The woman-man yelled back at Pa, “Don’t you be bustin in here, old man. Them’re our boys, but them Negras over there, they’re goin back to their owners. We caught them in Pennsylvania a week ago.”

“Get outta here!” the white-haired boy yelled at the dogs, and he must’ve kicked at one by the sound of the yelpin.

I didn’t have to see Pa to know he were mad.

He yelled to my brothers to look around the camp. I could hear them walkin through the leaves and shoutin to the dogs to stop their barkin.

“I don’t know nothin about yer redhead girl,” the woman-man yelled, “but you get out of here or we gonna shoot you like we shot the last man got in our way.”

I heard rifles cock, then the sound of Pa mutterin.

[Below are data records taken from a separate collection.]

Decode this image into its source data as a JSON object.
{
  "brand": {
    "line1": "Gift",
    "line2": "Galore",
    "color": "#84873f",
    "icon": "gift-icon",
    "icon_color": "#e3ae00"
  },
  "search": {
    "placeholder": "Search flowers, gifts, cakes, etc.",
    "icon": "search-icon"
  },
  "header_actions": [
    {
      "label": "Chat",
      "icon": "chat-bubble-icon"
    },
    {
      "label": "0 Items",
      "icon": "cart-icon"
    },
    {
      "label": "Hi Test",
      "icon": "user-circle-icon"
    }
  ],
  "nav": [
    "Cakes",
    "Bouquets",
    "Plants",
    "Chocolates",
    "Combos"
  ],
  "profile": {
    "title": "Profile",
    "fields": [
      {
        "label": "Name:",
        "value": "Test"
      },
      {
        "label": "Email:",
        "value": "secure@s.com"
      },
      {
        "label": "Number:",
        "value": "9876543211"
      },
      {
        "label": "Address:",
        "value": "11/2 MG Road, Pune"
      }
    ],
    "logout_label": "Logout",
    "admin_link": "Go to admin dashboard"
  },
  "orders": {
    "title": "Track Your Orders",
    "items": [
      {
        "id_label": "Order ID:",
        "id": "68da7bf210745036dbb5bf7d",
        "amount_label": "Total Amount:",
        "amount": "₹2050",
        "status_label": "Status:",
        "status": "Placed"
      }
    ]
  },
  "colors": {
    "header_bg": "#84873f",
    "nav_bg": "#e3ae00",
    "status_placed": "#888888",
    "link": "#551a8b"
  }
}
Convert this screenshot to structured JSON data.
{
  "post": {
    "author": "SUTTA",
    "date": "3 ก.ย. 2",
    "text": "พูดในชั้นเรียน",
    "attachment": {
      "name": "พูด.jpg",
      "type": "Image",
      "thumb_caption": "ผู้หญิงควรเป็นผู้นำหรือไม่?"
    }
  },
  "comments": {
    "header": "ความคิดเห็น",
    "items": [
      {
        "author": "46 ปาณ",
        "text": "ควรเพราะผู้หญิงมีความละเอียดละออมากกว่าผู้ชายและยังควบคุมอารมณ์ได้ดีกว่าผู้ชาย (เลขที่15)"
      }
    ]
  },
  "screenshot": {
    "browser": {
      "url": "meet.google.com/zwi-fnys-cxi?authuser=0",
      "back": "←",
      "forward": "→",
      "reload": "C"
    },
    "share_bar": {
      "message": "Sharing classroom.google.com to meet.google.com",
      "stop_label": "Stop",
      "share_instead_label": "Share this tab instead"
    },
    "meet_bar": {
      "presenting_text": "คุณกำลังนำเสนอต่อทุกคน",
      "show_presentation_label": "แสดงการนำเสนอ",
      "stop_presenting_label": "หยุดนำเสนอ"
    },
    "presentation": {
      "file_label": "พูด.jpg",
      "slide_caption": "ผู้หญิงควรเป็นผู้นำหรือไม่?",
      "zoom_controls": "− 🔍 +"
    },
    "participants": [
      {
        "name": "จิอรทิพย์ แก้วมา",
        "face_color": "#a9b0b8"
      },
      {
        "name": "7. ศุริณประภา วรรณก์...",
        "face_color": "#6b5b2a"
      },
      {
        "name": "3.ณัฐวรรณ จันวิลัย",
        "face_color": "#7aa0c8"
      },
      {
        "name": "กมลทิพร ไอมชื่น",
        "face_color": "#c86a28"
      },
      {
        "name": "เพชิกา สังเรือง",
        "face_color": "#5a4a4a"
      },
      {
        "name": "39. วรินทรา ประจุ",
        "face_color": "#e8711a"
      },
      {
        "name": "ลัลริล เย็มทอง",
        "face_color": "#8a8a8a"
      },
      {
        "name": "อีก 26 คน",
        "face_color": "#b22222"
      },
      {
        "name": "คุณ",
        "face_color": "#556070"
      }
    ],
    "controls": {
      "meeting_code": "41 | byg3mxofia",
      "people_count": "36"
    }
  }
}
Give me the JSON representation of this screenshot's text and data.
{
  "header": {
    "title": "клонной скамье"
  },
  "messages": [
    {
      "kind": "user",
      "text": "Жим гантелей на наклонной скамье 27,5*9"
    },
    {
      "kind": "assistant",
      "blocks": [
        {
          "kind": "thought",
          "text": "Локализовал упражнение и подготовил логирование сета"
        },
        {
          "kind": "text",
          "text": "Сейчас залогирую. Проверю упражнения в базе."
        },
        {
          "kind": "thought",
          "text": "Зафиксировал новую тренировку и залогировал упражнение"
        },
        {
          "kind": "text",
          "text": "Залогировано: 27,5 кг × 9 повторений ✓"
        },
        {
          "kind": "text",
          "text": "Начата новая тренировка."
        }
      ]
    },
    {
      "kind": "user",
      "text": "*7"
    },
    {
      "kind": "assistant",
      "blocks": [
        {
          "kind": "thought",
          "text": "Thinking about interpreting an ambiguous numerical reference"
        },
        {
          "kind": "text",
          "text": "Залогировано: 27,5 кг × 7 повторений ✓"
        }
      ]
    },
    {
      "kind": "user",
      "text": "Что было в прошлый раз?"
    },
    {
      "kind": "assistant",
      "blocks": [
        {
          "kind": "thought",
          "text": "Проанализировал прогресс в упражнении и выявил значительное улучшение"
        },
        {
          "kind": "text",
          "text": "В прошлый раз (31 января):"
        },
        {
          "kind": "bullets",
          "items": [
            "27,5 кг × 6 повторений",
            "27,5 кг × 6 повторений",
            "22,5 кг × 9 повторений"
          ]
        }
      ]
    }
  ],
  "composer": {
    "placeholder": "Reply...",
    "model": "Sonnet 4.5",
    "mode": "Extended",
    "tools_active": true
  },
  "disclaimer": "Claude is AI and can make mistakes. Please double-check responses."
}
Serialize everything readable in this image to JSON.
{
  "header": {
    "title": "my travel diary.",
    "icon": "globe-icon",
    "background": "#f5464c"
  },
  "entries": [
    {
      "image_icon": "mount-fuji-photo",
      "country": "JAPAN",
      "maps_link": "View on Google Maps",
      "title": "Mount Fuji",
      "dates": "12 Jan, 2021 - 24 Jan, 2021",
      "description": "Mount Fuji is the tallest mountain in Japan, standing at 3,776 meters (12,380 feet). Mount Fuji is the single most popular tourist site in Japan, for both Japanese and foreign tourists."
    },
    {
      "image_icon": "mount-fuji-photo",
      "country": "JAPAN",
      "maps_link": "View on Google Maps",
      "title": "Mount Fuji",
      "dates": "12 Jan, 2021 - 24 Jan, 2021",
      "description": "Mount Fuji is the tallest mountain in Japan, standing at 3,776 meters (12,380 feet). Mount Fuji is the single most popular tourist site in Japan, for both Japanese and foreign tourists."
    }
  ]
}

Delia barked again, a high, yappin chirp like the one she gives when I tease her with a bite of food, then a short, yippin howl, the sound she makes when Pa kicks her.

“Movin out,” Pa yelled to my brothers and the hounds. “That girl ain’t nowhere round here, let’s move it out.”

They passed below me, so close I felt a chill run clear through my bones. I kept my eyes scrunched closed like I did when I hid inside the old pine chimney cupboard. If I couldn’t see them, then they wouldn’t see me.

Delia yipped and chirped again. I pictured her liftin her head, sniffin at the air between me and them.

My brothers yelled at Delia and Bathsheba; the woman-man and weasel-face shouted at them all to keep a-movin. I held my breath, not wantin them to smell my fear or feel my life above them.

They scuffled through the leaves below me, and Pa said, “Them dogs are tellin me them girls are round here somewheres. We’re not goin far.” They moved off, the dogs runnin in circles and barkin and Pa cursin a streak.

I laid still—still as that woman the preacher said turned into a pillar of salt. How long would it be afore one of them boys told the woman-man about me?

“What’s this you hidin in your shirt?” I heard the woman-man ask. “Where the devil did this raggedy thing come from? Answer me,” she shouted, “now!”